O esquema utiliza a rodovia federal BR-174, que liga Manaus
(AM) a Boa Vista (RR), e tem como destino cidades fronteiriças
da Guiana e Venezuela.
Nos últimos três meses de investigação, nove pessoas foram
indiciadas por favorecimento à
prostituição nas delegacias de
Manaus e Boa Vista.
Foram tomados depoimentos
de mais 40 mulheres -sendo 32
menores- aliciadas pela rede,
que oferece como atrativo programas pagos em dólar.

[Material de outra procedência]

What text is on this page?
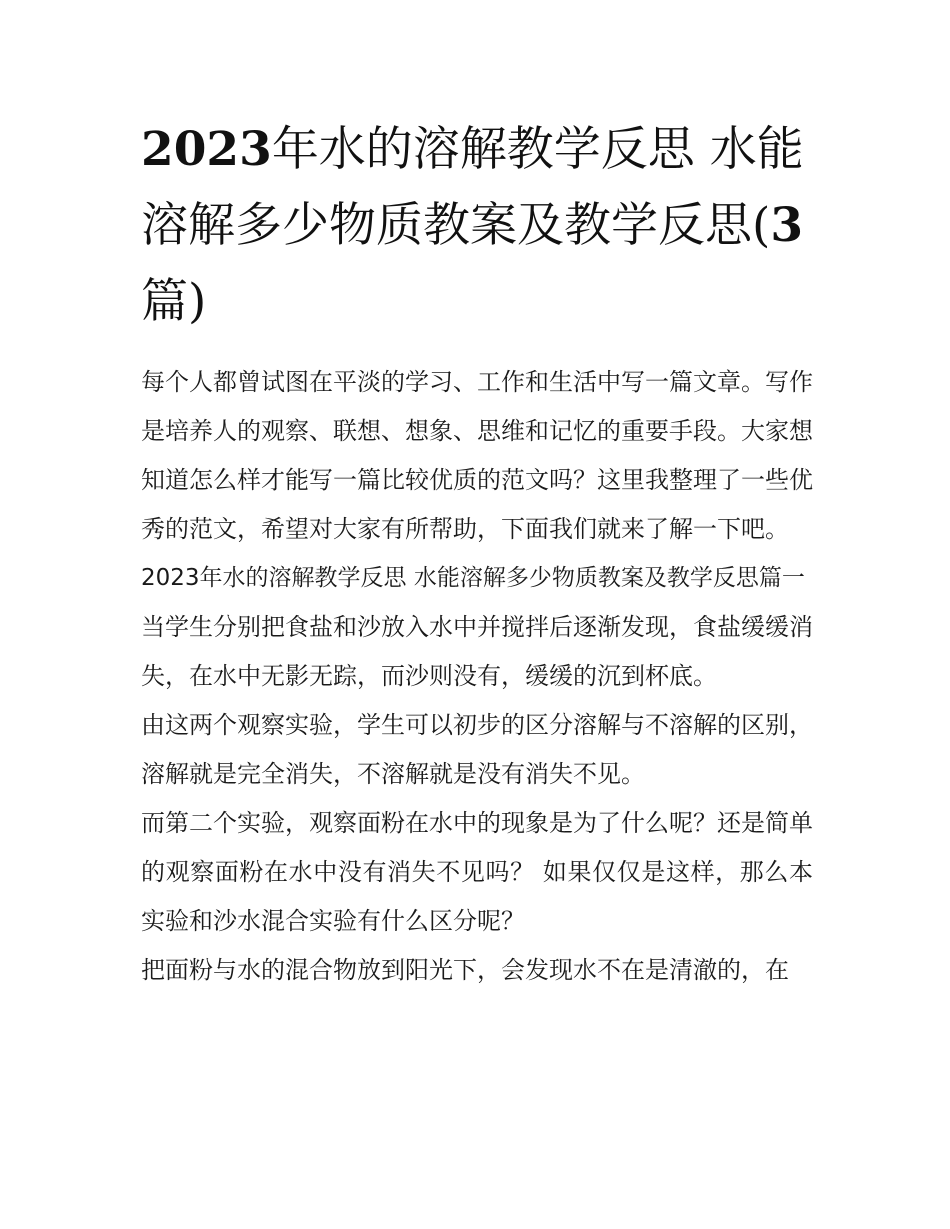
2023年水的溶解教学反思 水能溶解多少物质教案及教学反思(3篇)

每个人都曾试图在平淡的学习、工作和生活中写一篇文章。写作是培养人的观察、联想、想象、思维和记忆的重要手段。大家想知道怎么样才能写一篇比较优质的范文吗？这里我整理了一些优秀的范文，希望对大家有所帮助，下面我们就来了解一下吧。

2023年水的溶解教学反思 水能溶解多少物质教案及教学反思篇一

当学生分别把食盐和沙放入水中并搅拌后逐渐发现，食盐缓缓消失，在水中无影无踪，而沙则没有，缓缓的沉到杯底。

由这两个观察实验，学生可以初步的区分溶解与不溶解的区别，溶解就是完全消失，不溶解就是没有消失不见。

而第二个实验，观察面粉在水中的现象是为了什么呢？还是简单的观察面粉在水中没有消失不见吗？ 如果仅仅是这样，那么本实验和沙水混合实验有什么区分呢？

把面粉与水的混合物放到阳光下，会发现水不在是清澈的，在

É em boates como a Nu Cats que
as adolescentes são aliciadas para
o esquema, segundo a investigação. Os aliciadores estão ainda na
porta das escolas, nos bares e nos
shoppings. "Faço isso [dança e
programa" porque não tem outra
opção", disse C., que não portava
documentos.
No carro da polícia já estavam
outras três garotas: D.F.S., 12,
F.R.O., 17, e V.L.S., 15, resgatadas
na casa do desempregado Cláudio de Oliveira Silva, 37, indiciado
ontem por favorecimento à prostituição infantil. "Ele paga pelo
programa R$ 20", disse V. Silva,
D. e F. negaram o crime.
Apesar das pressões, a polícia
investiga o poder paralelo que facilita o esquema internacional de
prostituição infantil.
O esquema é formado por advogados, empresários, policiais,
políticos e funcionários do Poder
Judiciário. As adolescentes conseguem identidades falsas em menos de 24 horas.
E.B.B., 14, resgatada também na
boate Nu Cats, em maio, pagou
R$ 100 por uma carteira de identidade que lhe atribuía 19 anos de
idade. I.R.S., 17, pagou R$ 200 para conseguir o documento e viajar
para a Venezuela e para a Guiana.
Depois de revelar o esquema de
Boa Vista à polícia, I., sua irmã
A.R.S.,16, e a amiga R.S., 16, dizem
estar ameaçadas de morte.
O coordenador do Conselho
Tutelar de Boa Vista, Jorge da Silva, também sofre ameaças.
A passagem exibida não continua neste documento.